Every week, EPIC Superintendent Bart Banfield explores topics related to education, learning, leadership and more. Be sure to check back each week for the latest.

Cycle of Inquiry

This week has been one of reflection for me. 

Once in a while, an opportunity comes along that changes the course and trajectory of your life, challenging you and your abilities. For me, that opportunity came six months ago when I became superintendent of EPIC Charter Schools. 

While I’d been a brick-and-mortar school district superintendent before, taking the reins of what is now the largest virtual charter school system in the state presented a set of unique challenges. It has been a test of my abilities that has taught me much about myself and about the diverse and varied needs of our state’s students and teachers. 

Before you know it, January 21st will be here and the semester will come to an end.
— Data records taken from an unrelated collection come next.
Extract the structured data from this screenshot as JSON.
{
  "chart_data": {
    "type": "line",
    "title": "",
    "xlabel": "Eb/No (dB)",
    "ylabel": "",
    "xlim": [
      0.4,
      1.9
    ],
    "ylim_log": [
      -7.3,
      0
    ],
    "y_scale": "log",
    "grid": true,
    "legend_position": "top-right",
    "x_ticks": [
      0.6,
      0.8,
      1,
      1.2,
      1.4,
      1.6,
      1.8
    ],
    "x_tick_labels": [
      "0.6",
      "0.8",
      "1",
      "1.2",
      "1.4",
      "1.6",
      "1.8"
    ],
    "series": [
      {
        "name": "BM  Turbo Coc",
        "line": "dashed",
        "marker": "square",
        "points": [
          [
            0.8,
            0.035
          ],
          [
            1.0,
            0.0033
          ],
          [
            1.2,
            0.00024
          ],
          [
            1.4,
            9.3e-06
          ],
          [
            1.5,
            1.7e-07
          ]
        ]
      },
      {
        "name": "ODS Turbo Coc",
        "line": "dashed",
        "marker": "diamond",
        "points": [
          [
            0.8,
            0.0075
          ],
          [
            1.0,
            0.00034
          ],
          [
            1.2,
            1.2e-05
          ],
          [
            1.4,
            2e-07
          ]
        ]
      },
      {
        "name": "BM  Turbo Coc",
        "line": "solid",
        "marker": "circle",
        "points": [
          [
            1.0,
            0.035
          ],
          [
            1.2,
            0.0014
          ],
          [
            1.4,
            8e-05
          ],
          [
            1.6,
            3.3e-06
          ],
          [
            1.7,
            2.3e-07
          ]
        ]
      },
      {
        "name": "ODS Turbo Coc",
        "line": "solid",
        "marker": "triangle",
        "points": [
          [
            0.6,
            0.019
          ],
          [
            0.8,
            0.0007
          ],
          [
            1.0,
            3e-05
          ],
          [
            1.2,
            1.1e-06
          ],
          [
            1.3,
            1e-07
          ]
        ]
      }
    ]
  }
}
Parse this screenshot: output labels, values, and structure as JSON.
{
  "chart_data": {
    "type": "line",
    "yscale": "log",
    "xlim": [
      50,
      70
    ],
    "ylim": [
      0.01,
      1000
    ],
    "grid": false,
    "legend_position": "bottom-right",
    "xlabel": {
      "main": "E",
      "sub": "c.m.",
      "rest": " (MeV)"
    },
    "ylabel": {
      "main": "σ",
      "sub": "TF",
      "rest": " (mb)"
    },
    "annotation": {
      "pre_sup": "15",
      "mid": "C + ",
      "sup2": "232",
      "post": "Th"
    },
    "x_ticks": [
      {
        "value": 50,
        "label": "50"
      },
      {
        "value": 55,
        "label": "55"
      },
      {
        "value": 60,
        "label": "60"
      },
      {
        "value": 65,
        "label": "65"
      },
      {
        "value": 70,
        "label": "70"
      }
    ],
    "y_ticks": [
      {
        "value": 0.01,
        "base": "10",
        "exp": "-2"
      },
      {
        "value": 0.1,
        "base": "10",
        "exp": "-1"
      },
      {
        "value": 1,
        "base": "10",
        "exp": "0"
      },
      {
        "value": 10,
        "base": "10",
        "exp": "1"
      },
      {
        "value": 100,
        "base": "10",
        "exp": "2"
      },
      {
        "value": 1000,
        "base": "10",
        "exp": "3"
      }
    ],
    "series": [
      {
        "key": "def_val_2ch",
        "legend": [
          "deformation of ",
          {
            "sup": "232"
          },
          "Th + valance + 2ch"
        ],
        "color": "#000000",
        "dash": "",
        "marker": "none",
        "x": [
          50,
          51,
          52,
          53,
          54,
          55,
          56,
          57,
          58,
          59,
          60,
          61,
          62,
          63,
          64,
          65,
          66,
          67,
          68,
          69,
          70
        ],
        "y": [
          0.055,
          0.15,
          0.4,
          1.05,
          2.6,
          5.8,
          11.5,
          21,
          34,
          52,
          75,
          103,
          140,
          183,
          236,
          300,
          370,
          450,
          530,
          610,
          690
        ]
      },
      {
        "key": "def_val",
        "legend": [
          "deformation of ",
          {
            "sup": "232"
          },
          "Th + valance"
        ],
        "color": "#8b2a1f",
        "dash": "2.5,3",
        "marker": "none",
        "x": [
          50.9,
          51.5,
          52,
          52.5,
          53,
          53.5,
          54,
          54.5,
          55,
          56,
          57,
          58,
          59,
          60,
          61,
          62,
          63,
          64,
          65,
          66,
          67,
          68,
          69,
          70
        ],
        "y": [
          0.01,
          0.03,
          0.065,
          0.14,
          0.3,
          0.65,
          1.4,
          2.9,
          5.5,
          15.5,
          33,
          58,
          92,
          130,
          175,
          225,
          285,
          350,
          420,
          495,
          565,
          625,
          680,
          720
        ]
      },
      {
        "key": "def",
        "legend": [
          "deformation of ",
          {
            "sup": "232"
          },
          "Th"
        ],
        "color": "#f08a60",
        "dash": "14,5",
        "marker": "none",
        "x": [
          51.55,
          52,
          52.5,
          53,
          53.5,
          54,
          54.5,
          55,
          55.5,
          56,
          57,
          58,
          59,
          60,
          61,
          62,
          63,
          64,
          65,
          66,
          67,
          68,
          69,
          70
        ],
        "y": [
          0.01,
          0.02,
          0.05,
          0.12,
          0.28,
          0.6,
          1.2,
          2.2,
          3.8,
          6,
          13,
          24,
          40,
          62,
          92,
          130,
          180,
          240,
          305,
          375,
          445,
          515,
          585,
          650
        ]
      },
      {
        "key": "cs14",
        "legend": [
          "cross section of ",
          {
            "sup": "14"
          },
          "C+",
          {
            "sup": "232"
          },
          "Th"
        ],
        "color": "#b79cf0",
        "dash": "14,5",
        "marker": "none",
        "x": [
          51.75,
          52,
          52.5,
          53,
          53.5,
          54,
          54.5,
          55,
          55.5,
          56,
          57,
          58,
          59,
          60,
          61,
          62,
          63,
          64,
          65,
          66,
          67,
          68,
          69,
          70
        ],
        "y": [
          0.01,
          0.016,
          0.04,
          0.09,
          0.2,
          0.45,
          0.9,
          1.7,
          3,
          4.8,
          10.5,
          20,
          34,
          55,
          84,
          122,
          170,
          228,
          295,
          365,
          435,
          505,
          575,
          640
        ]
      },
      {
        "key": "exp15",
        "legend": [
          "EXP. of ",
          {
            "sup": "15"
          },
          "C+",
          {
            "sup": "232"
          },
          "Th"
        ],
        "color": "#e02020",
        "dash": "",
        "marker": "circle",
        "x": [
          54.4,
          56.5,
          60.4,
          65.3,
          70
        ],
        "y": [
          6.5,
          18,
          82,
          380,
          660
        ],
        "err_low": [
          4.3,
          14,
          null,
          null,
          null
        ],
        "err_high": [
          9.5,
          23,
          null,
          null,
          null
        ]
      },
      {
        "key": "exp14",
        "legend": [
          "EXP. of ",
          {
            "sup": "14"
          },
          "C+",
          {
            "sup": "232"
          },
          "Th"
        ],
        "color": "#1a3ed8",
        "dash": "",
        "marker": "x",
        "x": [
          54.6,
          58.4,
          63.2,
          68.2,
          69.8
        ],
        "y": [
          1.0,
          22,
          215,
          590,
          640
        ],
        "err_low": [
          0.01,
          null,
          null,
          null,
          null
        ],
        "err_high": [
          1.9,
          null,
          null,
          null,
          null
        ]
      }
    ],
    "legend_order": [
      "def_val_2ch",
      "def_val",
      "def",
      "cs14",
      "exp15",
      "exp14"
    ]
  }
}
As an educator, I have always used this time to reflect on what went right and what didn’t. It’s called the Cycle of Inquiry and it’s a useful assessment tool in virtually any setting. It’s something I use in both my professional and personal development. It helps me maintain a balanced approach to calculating successes and failures.

The first step in the cycle is to set a goal. Personally, I try to set goals that, at least at the time, seem just slightly out of my reach. This forces me to push myself and, as such, grow as a person. Secondly, I put a plan in place to achieve the goal I’ve set, followed by taking action to put the plan into motion. Assessment is the next phase and allows me the opportunity to take inventory of the elements of my action plan that may or may not be working. The final stage in the cycle is reflecting and adjusting. Taking time to ruminate and make any course corrections is essential.

Using this process allows me to stay engaged in whatever task I’m doing. It allows me to collect and interpret information so I can take the next step. Also, I am able to step back from what I’m working on, look at it pragmatically and learn from my mistakes.

As 2019 begins to wind down, I hope you take the time for a thoughtful look at the processes in your life. I know, for me, doing so has helped me become a stronger leader, a better educator and a more analytical thinker.